US housing recovery taking place 'in fits and starts,' with demand curbed by widespread negative equity, tight credit availability, lot shortages, excess inventory in some markets because of foreclosures: Fitch Ratings
July 18, 2013
– Volatility in total U.S. housing starts reiterates Fitch Ratings' belief that the new housing recovery is occurring in fits and starts. The Commerce Department Wednesday reported that housing starts dropped 9.9% to an annual rate of 836,000 last month from a revised estimate of 928,000 in May.
Multifamily numbers are often extremely volatile month over month, and June data were no different. Wednesday's report indicated a 26.7% drop in multifamily starts to an annualized rate of 236,000 in June from 322,000 in May. (The annualized rate of multifamily starts grew 32% month over month in May, fell 31.5% in April, increased 16% in March, improved 12.5% in February and declined 20.9% in January 2013.)

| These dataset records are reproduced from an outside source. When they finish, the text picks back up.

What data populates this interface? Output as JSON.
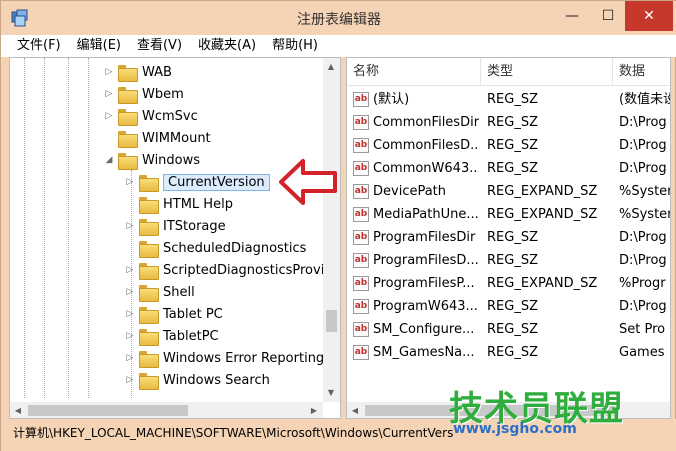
{
  "window": {
    "title": "注册表编辑器",
    "min_glyph": "—",
    "max_glyph": "☐",
    "close_glyph": "✕",
    "accent_close": "#c7382c"
  },
  "menu": [
    "文件(F)",
    "编辑(E)",
    "查看(V)",
    "收藏夹(A)",
    "帮助(H)"
  ],
  "tree": {
    "items": [
      {
        "label": "WAB",
        "arrow": "▷"
      },
      {
        "label": "Wbem",
        "arrow": "▷"
      },
      {
        "label": "WcmSvc",
        "arrow": "▷"
      },
      {
        "label": "WIMMount",
        "arrow": ""
      },
      {
        "label": "Windows",
        "arrow": "◢"
      },
      {
        "label": "CurrentVersion",
        "arrow": "▷"
      },
      {
        "label": "HTML Help",
        "arrow": ""
      },
      {
        "label": "ITStorage",
        "arrow": "▷"
      },
      {
        "label": "ScheduledDiagnostics",
        "arrow": ""
      },
      {
        "label": "ScriptedDiagnosticsProvi",
        "arrow": "▷"
      },
      {
        "label": "Shell",
        "arrow": "▷"
      },
      {
        "label": "Tablet PC",
        "arrow": "▷"
      },
      {
        "label": "TabletPC",
        "arrow": "▷"
      },
      {
        "label": "Windows Error Reporting",
        "arrow": "▷"
      },
      {
        "label": "Windows Search",
        "arrow": "▷"
      }
    ]
  },
  "list": {
    "headers": [
      "名称",
      "类型",
      "数据"
    ],
    "rows": [
      {
        "name": "(默认)",
        "type": "REG_SZ",
        "data": "(数值未设"
      },
      {
        "name": "CommonFilesDir",
        "type": "REG_SZ",
        "data": "D:\\Prog"
      },
      {
        "name": "CommonFilesD...",
        "type": "REG_SZ",
        "data": "D:\\Prog"
      },
      {
        "name": "CommonW643...",
        "type": "REG_SZ",
        "data": "D:\\Prog"
      },
      {
        "name": "DevicePath",
        "type": "REG_EXPAND_SZ",
        "data": "%Syster"
      },
      {
        "name": "MediaPathUne...",
        "type": "REG_EXPAND_SZ",
        "data": "%Syster"
      },
      {
        "name": "ProgramFilesDir",
        "type": "REG_SZ",
        "data": "D:\\Prog"
      },
      {
        "name": "ProgramFilesD...",
        "type": "REG_SZ",
        "data": "D:\\Prog"
      },
      {
        "name": "ProgramFilesP...",
        "type": "REG_EXPAND_SZ",
        "data": "%Progr"
      },
      {
        "name": "ProgramW643...",
        "type": "REG_SZ",
        "data": "D:\\Prog"
      },
      {
        "name": "SM_Configure...",
        "type": "REG_SZ",
        "data": "Set Pro"
      },
      {
        "name": "SM_GamesNa...",
        "type": "REG_SZ",
        "data": "Games"
      }
    ],
    "icon_text": "ab"
  },
  "status": {
    "path": "计算机\\HKEY_LOCAL_MACHINE\\SOFTWARE\\Microsoft\\Windows\\CurrentVersion"
  },
  "watermark": {
    "title": "技术员联盟",
    "url": "www.jsgho.com"
  }
}
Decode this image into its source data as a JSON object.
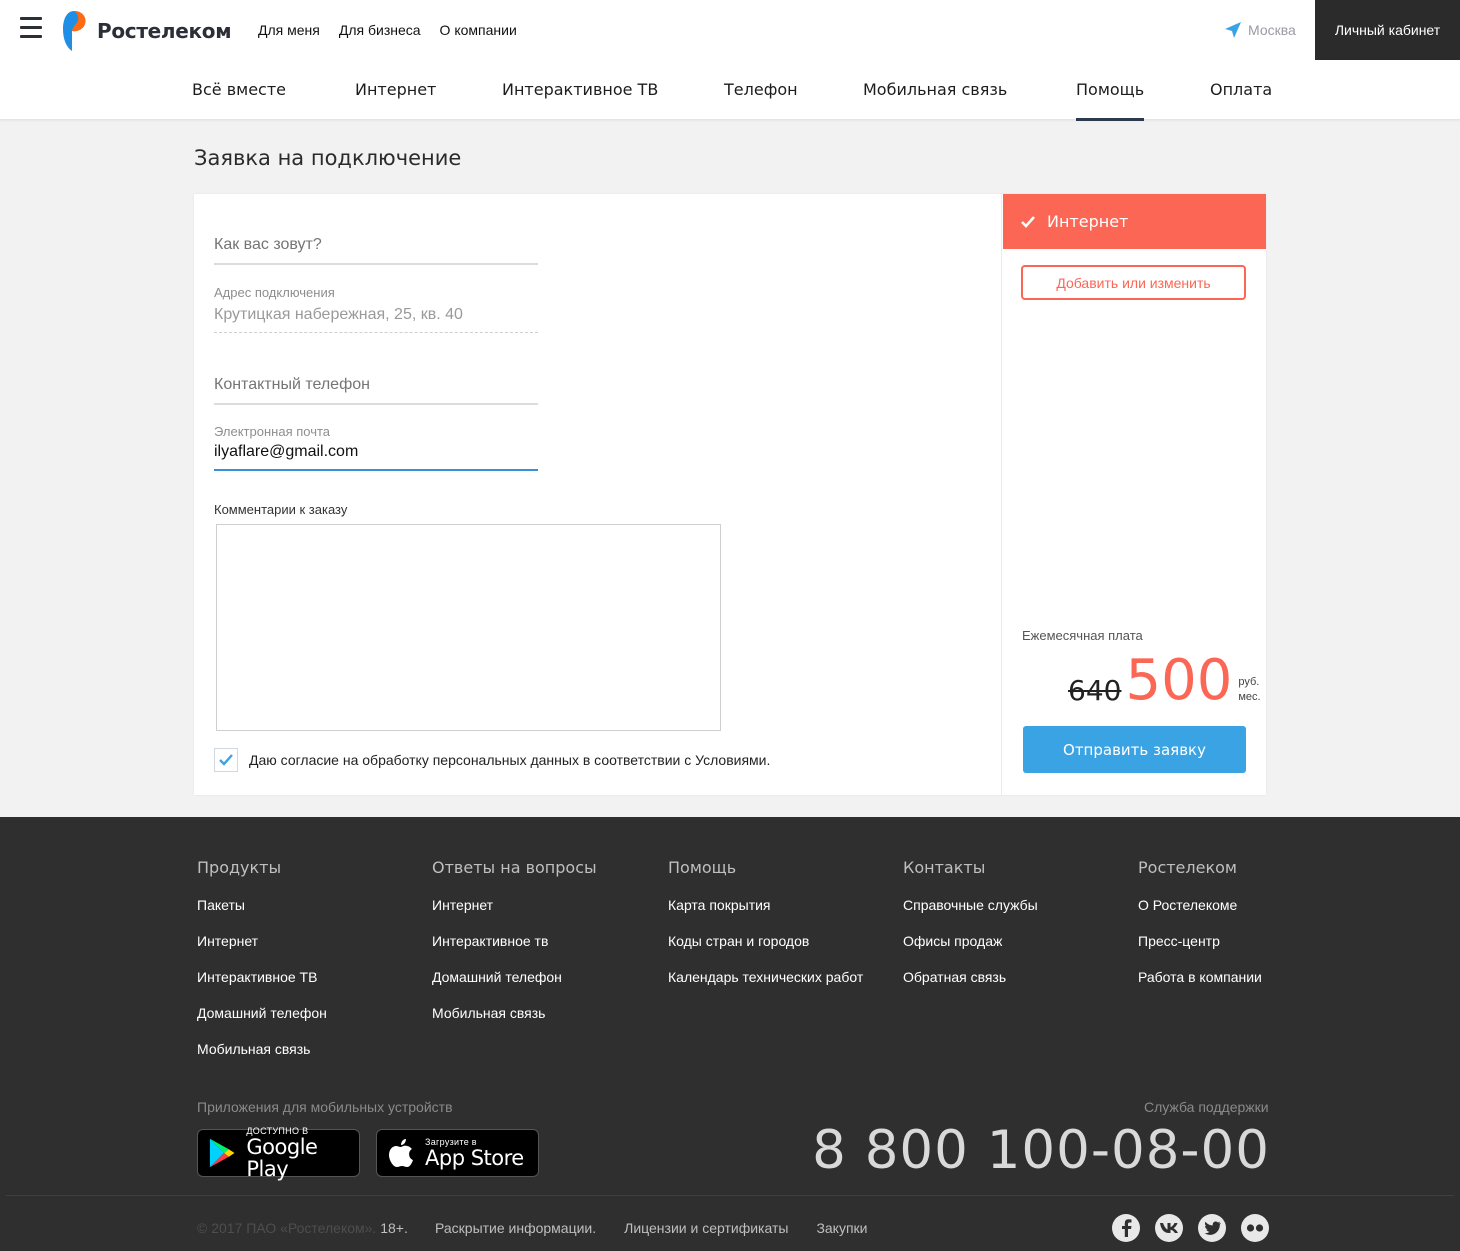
{
  "header": {
    "brand": "Ростелеком",
    "top_links": [
      "Для меня",
      "Для бизнеса",
      "О компании"
    ],
    "city": "Москва",
    "cabinet_label": "Личный кабинет"
  },
  "main_nav": {
    "items": [
      "Всё вместе",
      "Интернет",
      "Интерактивное ТВ",
      "Телефон",
      "Мобильная связь",
      "Помощь",
      "Оплата"
    ],
    "active": "Помощь"
  },
  "page_title": "Заявка на подключение",
  "form": {
    "name_placeholder": "Как вас зовут?",
    "address_label": "Адрес подключения",
    "address_value": "Крутицкая набережная, 25, кв. 40",
    "phone_placeholder": "Контактный телефон",
    "email_label": "Электронная почта",
    "email_value": "ilyaflare@gmail.com",
    "comment_label": "Комментарии к заказу",
    "comment_value": "",
    "consent_text": "Даю согласие на обработку персональных данных в соответствии с Условиями.",
    "consent_checked": true
  },
  "order": {
    "service_name": "Интернет",
    "change_button": "Добавить или изменить",
    "monthly_fee_label": "Ежемесячная плата",
    "old_price": "640",
    "new_price": "500",
    "unit_line1": "руб.",
    "unit_line2": "мес.",
    "submit_button": "Отправить заявку"
  },
  "footer": {
    "columns": [
      {
        "title": "Продукты",
        "links": [
          "Пакеты",
          "Интернет",
          "Интерактивное ТВ",
          "Домашний телефон",
          "Мобильная связь"
        ]
      },
      {
        "title": "Ответы на вопросы",
        "links": [
          "Интернет",
          "Интерактивное тв",
          "Домашний телефон",
          "Мобильная связь"
        ]
      },
      {
        "title": "Помощь",
        "links": [
          "Карта покрытия",
          "Коды стран и городов",
          "Календарь технических работ"
        ]
      },
      {
        "title": "Контакты",
        "links": [
          "Справочные службы",
          "Офисы продаж",
          "Обратная связь"
        ]
      },
      {
        "title": "Ростелеком",
        "links": [
          "О Ростелекоме",
          "Пресс-центр",
          "Работа в компании"
        ]
      }
    ],
    "apps_label": "Приложения для мобильных устройств",
    "google_play": {
      "line1": "ДОСТУПНО В",
      "line2": "Google Play"
    },
    "app_store": {
      "line1": "Загрузите в",
      "line2": "App Store"
    },
    "support_label": "Служба поддержки",
    "support_phone": "8 800 100-08-00",
    "copyright": "© 2017 ПАО «Ростелеком».",
    "age": "18+.",
    "bottom_links": [
      "Раскрытие информации.",
      "Лицензии и сертификаты",
      "Закупки"
    ],
    "social_icons": [
      "facebook-icon",
      "vk-icon",
      "twitter-icon",
      "flickr-icon"
    ]
  },
  "colors": {
    "accent": "#fc6654",
    "primary_button": "#3aa3e3",
    "dark": "#2b2b2b",
    "footer_bg": "#2f2f2f"
  }
}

Multifamily starts, which include apartment buildings and condo units, can be variable, as these are driven by both the number of buildings started and how many units are in each of these structures.
Single-family U.S. housing starts dipped 0.8% in June, but were up 11.5% year over year. Seasonally adjusted permits for single-family homes were also up in June and were at the highest level since May 2008. Additionally, builder confidence (as measured by the NAHB/Wells Fargo Housing Market Index) rose for the third consecutive month and is at its highest level since January 2006. These are good indications that demand is still very evident and that builders of single-family homes remain optimistic.
We continue to believe that still-attractive home prices, low mortgage rates and a rise in nominal incomes are resulting in superior affordability and valuations. While interest rates may be on the rise, it's important to note that they are still near historically low levels, thus borrowing is still attractive for potential homeowners.
The new housing market is still in a period of recovery, and we expect realized demand is and will continue to be tempered by widespread negative equity, challenging mortgage qualification standards, lot shortages and excess supply due to foreclosures in certain markets.